I’m measuring some samples (F) by getting their mass (m), and measuring a particular property(DI), that I want to plot in terms of unit mass (DI/m vs F).

So, I’ve done the measurements and I’m aware that the weighing out bit has an inherent error (I’m going to assume that the machine doing the measurement of DI doesn’t have an error)

So I’ve calculated the standard error of my masses and have a value (2.5×10^-5 for what it’s worth). But I’m confused about how I turn this error into an error bar for Excel to stick on my plot.

If m actually = m +/- 2.5×10^-5 then do I work out what DI/+m, and DI/-m are, calculate the standard deviation and then standard error of the difference between to the two, and this becomes the standard error of DI/m?

I appreciate I’m a bit slow, so please be gentle ðŸ™‚

RealMan
Member

I thought excel had a feature for error bars?

dan1980
Member

It does, but how does it know what the errors are, and how big they are?

There’s a custom setting, which is the one I’m trying to use, as the error in my data comes from m, and not from DI. The series I’m plotting is a formula (=(Cells containing values of DI)/(Cells containing values of m) so won’t it just do it’s own jiggery pokery on the answer value rather than the component with the error?

dan1980
Member

Hopeful morning bump…

matt_bl
Member

dan1980 – Member
I’m measuring some samples (F) by getting their mass (m), and measuring a particular property(DI), that I want to plot in terms of unit mass (DI/m vs F).

So, I’ve done the measurements and I’m aware that the weighing out bit has an inherent error (I’m going to assume that the machine doing the measurement of DI doesn’t have an error)

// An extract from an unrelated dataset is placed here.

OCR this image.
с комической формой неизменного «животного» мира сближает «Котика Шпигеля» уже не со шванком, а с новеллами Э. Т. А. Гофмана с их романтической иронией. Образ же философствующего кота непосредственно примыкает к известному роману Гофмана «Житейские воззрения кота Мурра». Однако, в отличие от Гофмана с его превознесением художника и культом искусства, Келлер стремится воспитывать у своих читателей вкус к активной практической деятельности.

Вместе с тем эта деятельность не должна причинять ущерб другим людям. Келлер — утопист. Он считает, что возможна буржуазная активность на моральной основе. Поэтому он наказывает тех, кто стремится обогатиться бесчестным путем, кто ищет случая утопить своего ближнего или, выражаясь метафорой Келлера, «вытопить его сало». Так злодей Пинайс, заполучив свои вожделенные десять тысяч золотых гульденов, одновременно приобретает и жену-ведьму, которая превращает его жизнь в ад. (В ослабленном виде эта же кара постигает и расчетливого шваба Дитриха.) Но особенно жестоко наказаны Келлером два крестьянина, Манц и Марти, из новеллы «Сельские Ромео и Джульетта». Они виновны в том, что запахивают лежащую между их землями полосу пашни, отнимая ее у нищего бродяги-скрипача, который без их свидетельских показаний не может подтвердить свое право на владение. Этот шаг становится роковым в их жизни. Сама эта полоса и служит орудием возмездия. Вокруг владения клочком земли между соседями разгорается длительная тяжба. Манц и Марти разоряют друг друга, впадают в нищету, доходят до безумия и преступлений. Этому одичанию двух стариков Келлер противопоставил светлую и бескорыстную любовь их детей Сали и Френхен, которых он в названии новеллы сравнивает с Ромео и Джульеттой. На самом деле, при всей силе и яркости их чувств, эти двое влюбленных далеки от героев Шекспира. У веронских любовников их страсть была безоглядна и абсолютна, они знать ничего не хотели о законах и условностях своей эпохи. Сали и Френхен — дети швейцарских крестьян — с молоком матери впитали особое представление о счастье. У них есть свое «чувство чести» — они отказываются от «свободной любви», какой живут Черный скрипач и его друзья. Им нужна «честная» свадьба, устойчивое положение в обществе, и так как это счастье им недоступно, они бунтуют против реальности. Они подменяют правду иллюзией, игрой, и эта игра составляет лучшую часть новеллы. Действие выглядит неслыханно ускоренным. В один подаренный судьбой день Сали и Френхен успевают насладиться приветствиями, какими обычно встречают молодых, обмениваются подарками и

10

If m actually = m +/- 2.5×10^-5 then do I work out what DI/+m, and DI/-m are, calculate the standard deviation and then standard error of the difference between to the two, and this becomes the standard error of DI/m?

Dan,

You are basically calculating the uncertainty of your measurement. As you only have one contribution (unlikely but possible I guess) all of the error stems from the tolerance on the weighing step.

If you calculate the results for plus-tolerance and minus-tolerance you’ll see that the absolute differences from the result without applying the tolerance are the same so no need to do it for both the plus and minus cases.

Do it for one case (plus-tolerance), for each result you need to graph, subtract the result without the tolerance applied and whack them in a column alongside your data and use this column as your error bar values in excel.

If you decide you have more than one source of error the calculation becomes more complicated but I can send you some more information. We use this method of assessing uncertainty for analytical chemistry, which includes weights, volumes, purities, measurement errors often all within the same method.